Assuming no redemptions, the company will enter public markets with approximately $300 million in gross proceeds, zero debt, and strategic alignment with both logistics operators and truck manufacturers.
SuperDrive’s commercial launch timeline and regulatory visibility
PlusAI plans to begin commercial deployment of SuperDrive-enabled trucks in 2027, starting in the U.S. and expanding into Europe. In preparation, the company is conducting ongoing road testing in Texas and Sweden, where regulatory frameworks are progressing in parallel with technological validation.
The European Union’s draft AV legislation and ongoing U.S. state-level frameworks in Texas, Arizona, and California are likely to shape PlusAI’s launch roadmap. According to internal documents, the company is working with regulators to develop safety and compliance protocols aligned with factory-built AV platforms.
PlusAI currently maintains development and support operations in Santa Clara, California; Austin, Texas; and Munich, Germany. These regional hubs are intended to support cross-border deployments once regulatory harmonization allows international operations.

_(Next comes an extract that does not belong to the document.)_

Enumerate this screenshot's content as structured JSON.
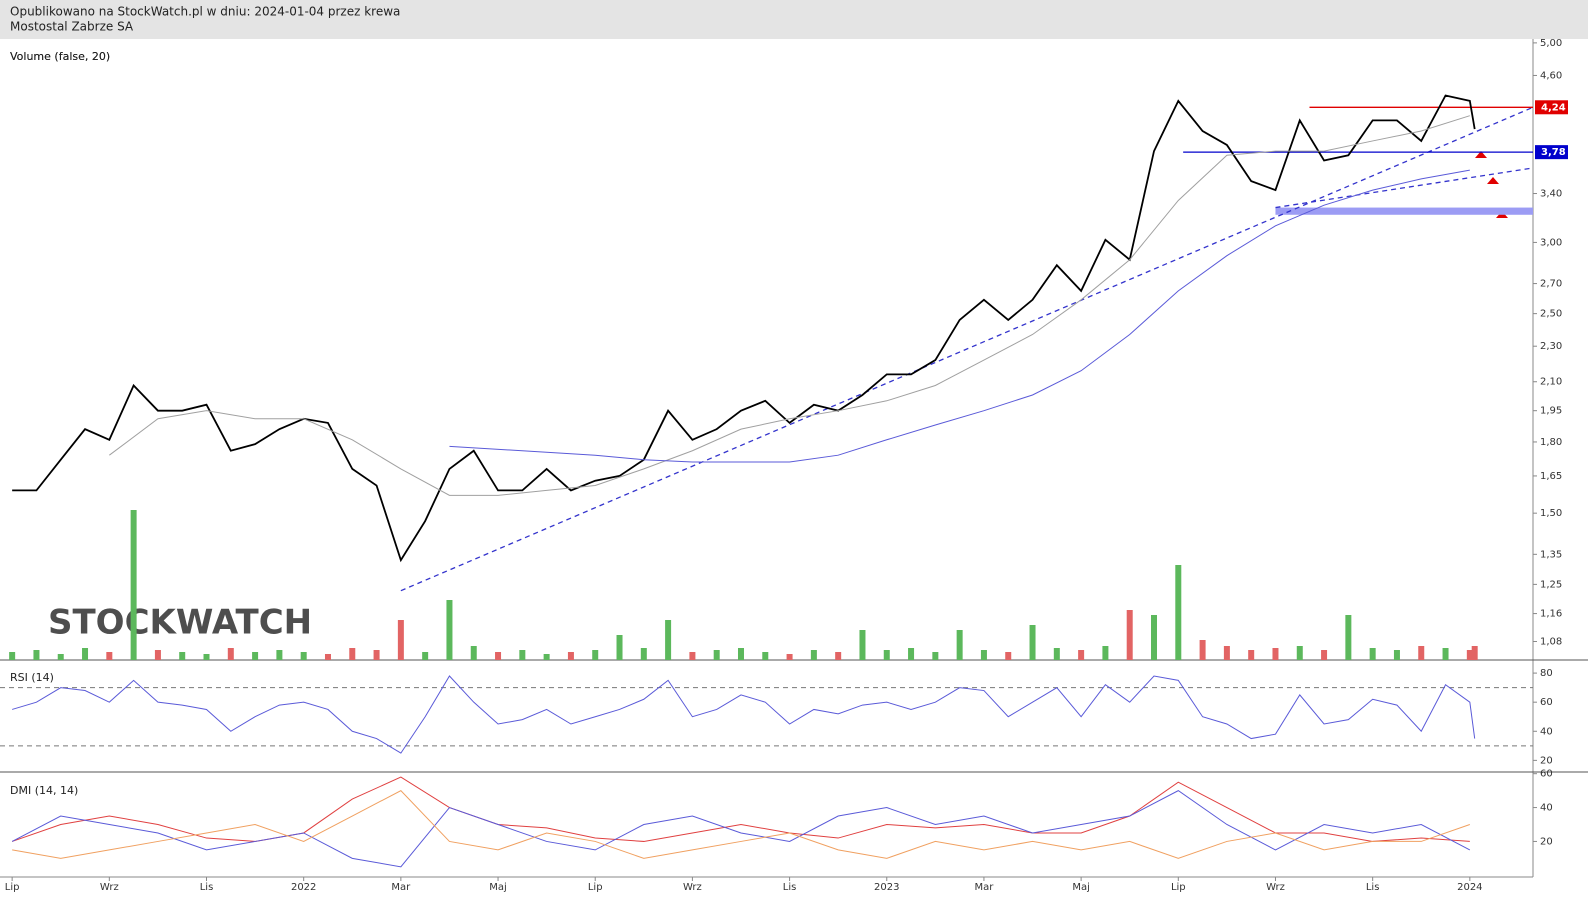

Shareholder structure and governance post-merger
The transaction has been unanimously approved by both companies’ boards and includes governance mechanisms to ensure long-term alignment. Upon closing, PlusAI’s management and Churchill IX shareholders will hold one-vote shares. Certain existing Plus shareholders will hold low-vote shares for regulatory compliance purposes.
All existing Plus stakeholders and the Churchill IX sponsor group will be subject to lock-ups ranging from 180 to 360 days. No cash-out consideration will be paid to any current Plus shareholder.
Legal and financial advisors to the transaction include Citigroup, Northland Capital Markets, Wilson Sonsini Goodrich & Rosati, Ropes & Gray LLP, and Willkie Farr & Gallagher LLP.
Churchill IX will file an investor registration statement with the SEC on Form S-4, which will include proxy and prospectus documentation for shareholder review.
Analysts expect industrial AI to attract deeper capital in 2025–2026
The PlusAI-Churchill IX merger arrives as public markets signal renewed interest in verticalized AI firms, especially those with tangible infrastructure applications. Analysts covering the autonomous vehicle sector expect institutional capital to shift toward proven commercialization pathways—particularly models that generate operating leverage through software rather than hardware.
With a clean balance sheet, a recurring revenue model, and firm OEM integrations, PlusAI appears poised to differentiate itself from speculative autonomy ventures.
Assuming execution remains on track and regulatory support continues to solidify, analysts anticipate PlusAI will benefit from broader industrial AI adoption trends through 2026 and 2027. The company’s reliance on data-driven development, rather than hardware-first investments, is also expected to reduce capital burn and compress time-to-profitability relative to peers.